As a teenager in the early sixties, It was only twenty years after the end of World War II, there wasn’t even pop music on the radio in those days and we didn’t have a TV until I was five years old. I lived in a musical vacuum until I discovered Tamla Motown, R&B, and Soul. Then I discovered this very hybrid type of music that became known as Northern Soul and I got the opportunity to DJ. I was really just putting on records at a youth club, but it was an escape from my depressing surroundings. For factory workers, the only release was dancing at the weekend, the dancing that went with Northern Soul was incredibly energetic and dynamic.The lyrics are very romantic, both happy and sad. I could paint my abstract concepts and have a touchpoint that I could relate it to, big physical gestures that were related to dance movements. The music was so optimistic and energetic – it inspired me to use bright colours. Ultimately, Northern Soul was the reason for the painting and DJing paid me enough to buy paint. I discovered that what DeKooning and Pollock did was called ‘action painting’, which fitted my parameters really well.

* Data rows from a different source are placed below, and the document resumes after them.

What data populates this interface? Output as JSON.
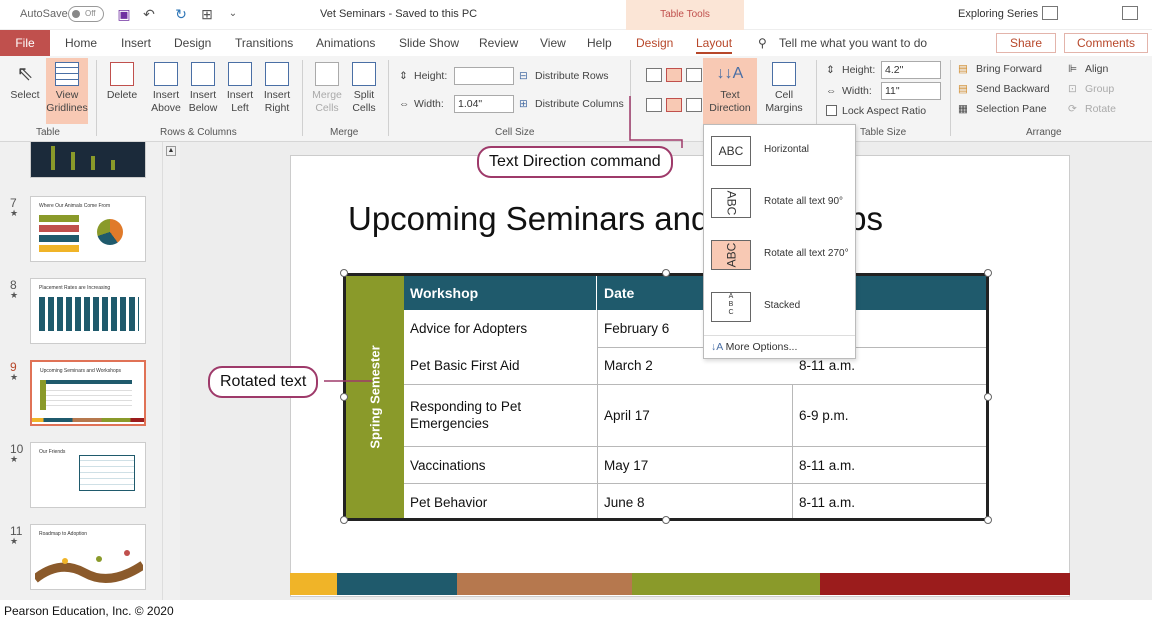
{
  "titlebar": {
    "autosave": "AutoSave",
    "autosave_state": "Off",
    "doc_title": "Vet Seminars  -  Saved to this PC",
    "context_tab_group": "Table Tools",
    "account": "Exploring Series"
  },
  "tabs": {
    "file": "File",
    "items": [
      "Home",
      "Insert",
      "Design",
      "Transitions",
      "Animations",
      "Slide Show",
      "Review",
      "View",
      "Help",
      "Design",
      "Layout"
    ],
    "tell_me": "Tell me what you want to do",
    "share": "Share",
    "comments": "Comments"
  },
  "ribbon": {
    "table": {
      "select": "Select",
      "view_gridlines_1": "View",
      "view_gridlines_2": "Gridlines",
      "group": "Table"
    },
    "rows_columns": {
      "delete": "Delete",
      "insert_above_1": "Insert",
      "insert_above_2": "Above",
      "insert_below_1": "Insert",
      "insert_below_2": "Below",
      "insert_left_1": "Insert",
      "insert_left_2": "Left",
      "insert_right_1": "Insert",
      "insert_right_2": "Right",
      "group": "Rows & Columns"
    },
    "merge": {
      "merge_1": "Merge",
      "merge_2": "Cells",
      "split_1": "Split",
      "split_2": "Cells",
      "group": "Merge"
    },
    "cell_size": {
      "height_label": "Height:",
      "height_value": "",
      "width_label": "Width:",
      "width_value": "1.04\"",
      "distribute_rows": "Distribute Rows",
      "distribute_columns": "Distribute Columns",
      "group": "Cell Size"
    },
    "alignment": {
      "text_direction_1": "Text",
      "text_direction_2": "Direction",
      "cell_margins_1": "Cell",
      "cell_margins_2": "Margins"
    },
    "table_size": {
      "height_label": "Height:",
      "height_value": "4.2\"",
      "width_label": "Width:",
      "width_value": "11\"",
      "lock": "Lock Aspect Ratio",
      "group": "Table Size"
    },
    "arrange": {
      "bring_forward": "Bring Forward",
      "send_backward": "Send Backward",
      "selection_pane": "Selection Pane",
      "align": "Align",
      "group_btn": "Group",
      "rotate": "Rotate",
      "group": "Arrange"
    }
  },
  "thumbnails": [
    {
      "num": "7",
      "title": "Where Our Animals Come From"
    },
    {
      "num": "8",
      "title": "Placement Rates are Increasing"
    },
    {
      "num": "9",
      "title": "Upcoming Seminars and Workshops"
    },
    {
      "num": "10",
      "title": "Our Friends"
    },
    {
      "num": "11",
      "title": "Roadmap to Adoption"
    }
  ],
  "slide": {
    "title": "Upcoming Seminars and Workshops",
    "semester": "Spring Semester",
    "headers": [
      "Workshop",
      "Date",
      ""
    ],
    "rows": [
      [
        "Advice for Adopters",
        "February 6",
        ""
      ],
      [
        "Pet Basic First Aid",
        "March 2",
        "8-11 a.m."
      ],
      [
        "Responding to Pet Emergencies",
        "April 17",
        "6-9 p.m."
      ],
      [
        "Vaccinations",
        "May 17",
        "8-11 a.m."
      ],
      [
        "Pet Behavior",
        "June 8",
        "8-11 a.m."
      ]
    ],
    "band_colors": [
      "#f0b428",
      "#1f5a6c",
      "#b6784e",
      "#8a9a2a",
      "#9b1c1c"
    ]
  },
  "dropdown": {
    "items": [
      {
        "label": "Horizontal",
        "preview": "ABC"
      },
      {
        "label": "Rotate all text 90°",
        "preview": "ABC"
      },
      {
        "label": "Rotate all text 270°",
        "preview": "ABC"
      },
      {
        "label": "Stacked",
        "preview": "A B C"
      }
    ],
    "more": "More Options..."
  },
  "callouts": {
    "text_direction": "Text Direction command",
    "rotated_text": "Rotated text"
  },
  "credit": "Pearson Education, Inc. © 2020"
}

I can’t dance to Northern Soul anymore, I’m seventy-one now, I might break my hip! The venues I used to DJ in which survive today are still Northern Soul venues, and Northern Soul has gone global now, you can go to a Northern Soul club in New York, Tokyo LA, or Sydney. I’d love to DJ again, I must have a thousand Northern Soul records. Every painting I have ever created has the title of a Northern Soul track, it’s not an interpretation of that track, I might be listening to any kind of music, but Northern Soul still has something special for me,
How did you end up in the West Country?
Geographically and mentally it was a big leap from Wigan to Somerton. The move came about due to bad luck and bad politics. It was the era of the Miners’ Strikes, the Three Day Week, power outages, things were becoming even more depressing ‘Up North”. I was just graduating and had just started lecturing. Then Maggie (Thatcher) decided all part-time lecturing would cease. I was left with no job, money or prospects. The art advisor for Salford had seen my exhibition at the Whitworth Gallery in Manchester and he offered me a job as a Head of Art in an inner city school, my wife insisted I take it. I ended up teaching in inner-city schools for a few years, then I saw a job in the Times Educational Supplement asking for an art tutor with swimming coaching capabilities. I was already a swimming coach, it was the perfect job for me!

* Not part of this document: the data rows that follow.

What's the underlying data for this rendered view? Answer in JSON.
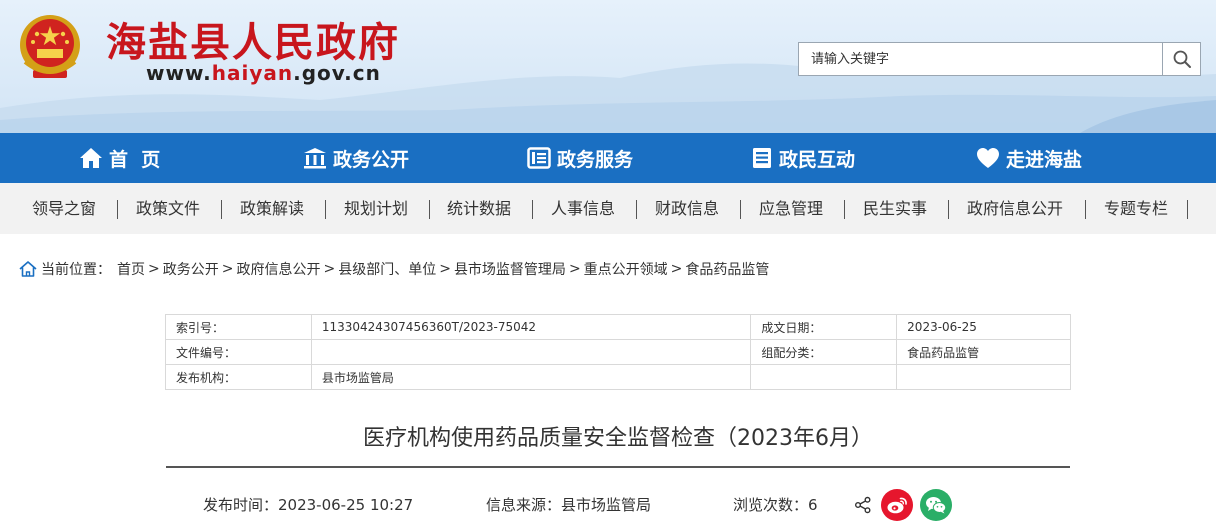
{
  "header": {
    "site_title": "海盐县人民政府",
    "site_url_prefix": "www.",
    "site_url_highlight": "haiyan",
    "site_url_suffix": ".gov.cn"
  },
  "search": {
    "placeholder": "请输入关键字",
    "icon": "search-icon"
  },
  "main_nav": [
    {
      "label": "首  页",
      "icon": "home-icon"
    },
    {
      "label": "政务公开",
      "icon": "government-building-icon"
    },
    {
      "label": "政务服务",
      "icon": "document-list-icon"
    },
    {
      "label": "政民互动",
      "icon": "clipboard-list-icon"
    },
    {
      "label": "走进海盐",
      "icon": "heart-icon"
    }
  ],
  "sub_nav": [
    "领导之窗",
    "政策文件",
    "政策解读",
    "规划计划",
    "统计数据",
    "人事信息",
    "财政信息",
    "应急管理",
    "民生实事",
    "政府信息公开",
    "专题专栏"
  ],
  "breadcrumb": {
    "label": "当前位置：",
    "items": [
      "首页",
      "政务公开",
      "政府信息公开",
      "县级部门、单位",
      "县市场监督管理局",
      "重点公开领域",
      "食品药品监管"
    ],
    "separator": ">"
  },
  "info_table": {
    "rows": [
      [
        "索引号：",
        "11330424307456360T/2023-75042",
        "成文日期：",
        "2023-06-25"
      ],
      [
        "文件编号：",
        "",
        "组配分类：",
        "食品药品监管"
      ],
      [
        "发布机构：",
        "县市场监管局",
        "",
        ""
      ]
    ]
  },
  "article": {
    "title": "医疗机构使用药品质量安全监督检查（2023年6月）",
    "publish_time": "发布时间：2023-06-25 10:27",
    "source": "信息来源：县市场监管局",
    "views": "浏览次数：6"
  },
  "share": {
    "icons": [
      "share-icon",
      "weibo-icon",
      "wechat-icon"
    ]
  },
  "colors": {
    "title_red": "#c8161d",
    "nav_blue": "#1a6fc2",
    "subnav_bg": "#f2f2f2",
    "weibo_red": "#e6162d",
    "wechat_green": "#2aae67"
  }
}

I was teaching at Millfield School for twenty-six years, but I wasn’t painting during that time. I realised very quickly that Millfield paid you well but expected enormous commitment. I was Head of Art initially and then became Head of Faculty of Art, Design & Technology, a large department that I grew into a faculty with a big team. I couldn’t do all that and paint as well. My painting demands 24-hour attention, I couldn’t put it down and pick it up again. I had to let it go until I retired ten years ago.

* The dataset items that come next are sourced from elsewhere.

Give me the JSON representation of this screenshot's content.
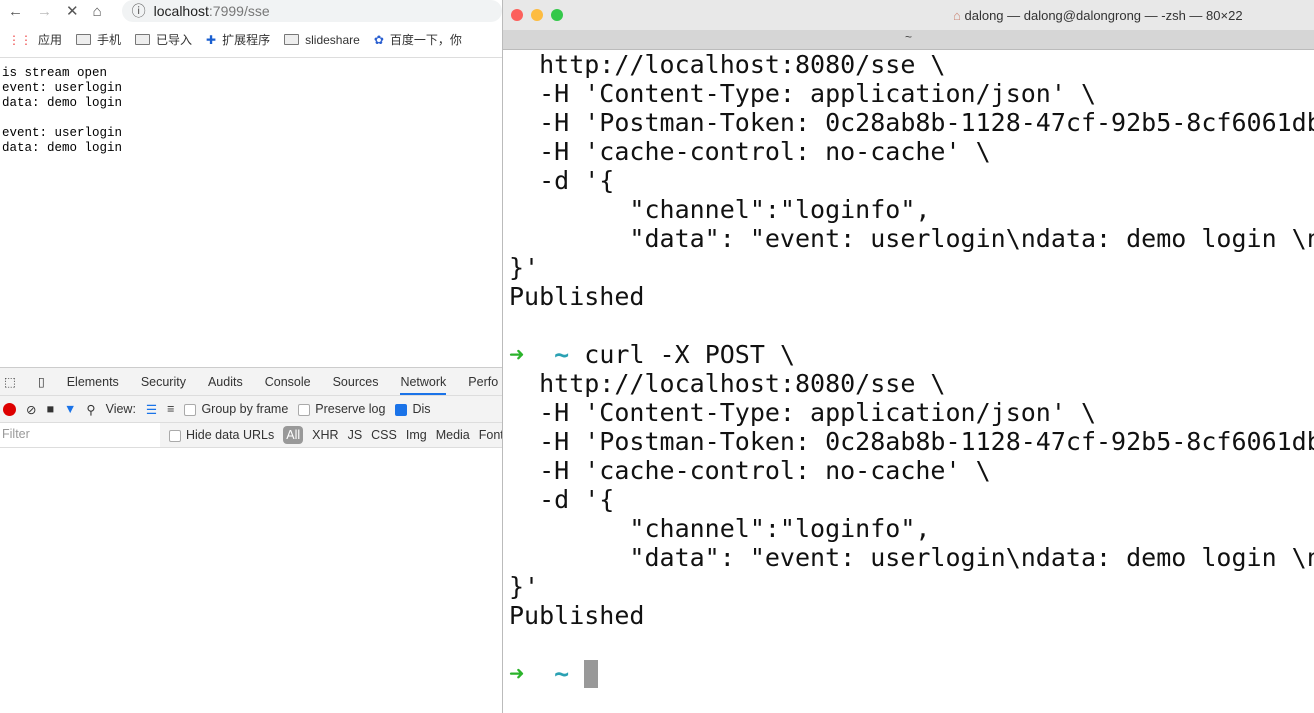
{
  "browser": {
    "url_host": "localhost",
    "url_rest": ":7999/sse",
    "bookmarks": [
      "应用",
      "手机",
      "已导入",
      "扩展程序",
      "slideshare",
      "百度一下，你"
    ],
    "content": "is stream open\nevent: userlogin\ndata: demo login\n\nevent: userlogin\ndata: demo login"
  },
  "devtools": {
    "tabs": [
      "Elements",
      "Security",
      "Audits",
      "Console",
      "Sources",
      "Network",
      "Perfo"
    ],
    "active_tab": "Network",
    "view_label": "View:",
    "group_by_frame": "Group by frame",
    "preserve_log": "Preserve log",
    "disable_cache": "Dis",
    "filter_placeholder": "Filter",
    "hide_data_urls": "Hide data URLs",
    "types": [
      "All",
      "XHR",
      "JS",
      "CSS",
      "Img",
      "Media",
      "Font"
    ]
  },
  "terminal": {
    "title": "dalong — dalong@dalongrong — -zsh — 80×22",
    "tab": "~",
    "lines": [
      "  http://localhost:8080/sse \\",
      "  -H 'Content-Type: application/json' \\",
      "  -H 'Postman-Token: 0c28ab8b-1128-47cf-92b5-8cf6061db",
      "  -H 'cache-control: no-cache' \\",
      "  -d '{",
      "        \"channel\":\"loginfo\",",
      "        \"data\": \"event: userlogin\\ndata: demo login \\n",
      "}'",
      "Published",
      ""
    ],
    "cmd": "curl -X POST \\",
    "lines2": [
      "  http://localhost:8080/sse \\",
      "  -H 'Content-Type: application/json' \\",
      "  -H 'Postman-Token: 0c28ab8b-1128-47cf-92b5-8cf6061db",
      "  -H 'cache-control: no-cache' \\",
      "  -d '{",
      "        \"channel\":\"loginfo\",",
      "        \"data\": \"event: userlogin\\ndata: demo login \\n",
      "}'",
      "Published",
      ""
    ],
    "prompt_arrow": "➜",
    "prompt_dir": "~",
    "colors": {
      "arrow": "#2bb32b",
      "dir": "#2aa1b3"
    }
  }
}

Millfield gave me the opportunity to teach respectable, receptive kids, not just the crowd control I had to deal with in inner-city schools, where I had to spend all my time dealing with naughty kids. I enjoyed teaching there and improving the facilities, sharing them with the local community. I’m very proud of what we did in creating the Atkinson gallery, the last exhibition I did was a photography exhibition of the Fortieth anniversary of Glastonbury Festival, I really enjoyed curating that, we exhibited a lot of high flying artists AND many newcomers making some really good connections along the way. We also created a sculpture park, it’s quite unique for a school to do all that. I’d combine A-lister artists with local artists who needed the exposure.
love Somerset whereas, I hated my time in the North-West, it was very much a cultural desert, although much improved in recent years. When Maggie told me to get on my bike, it was the best thing I ever did. I suppose I have her to thank for that, even if it did take twenty-six years for me to get painting again.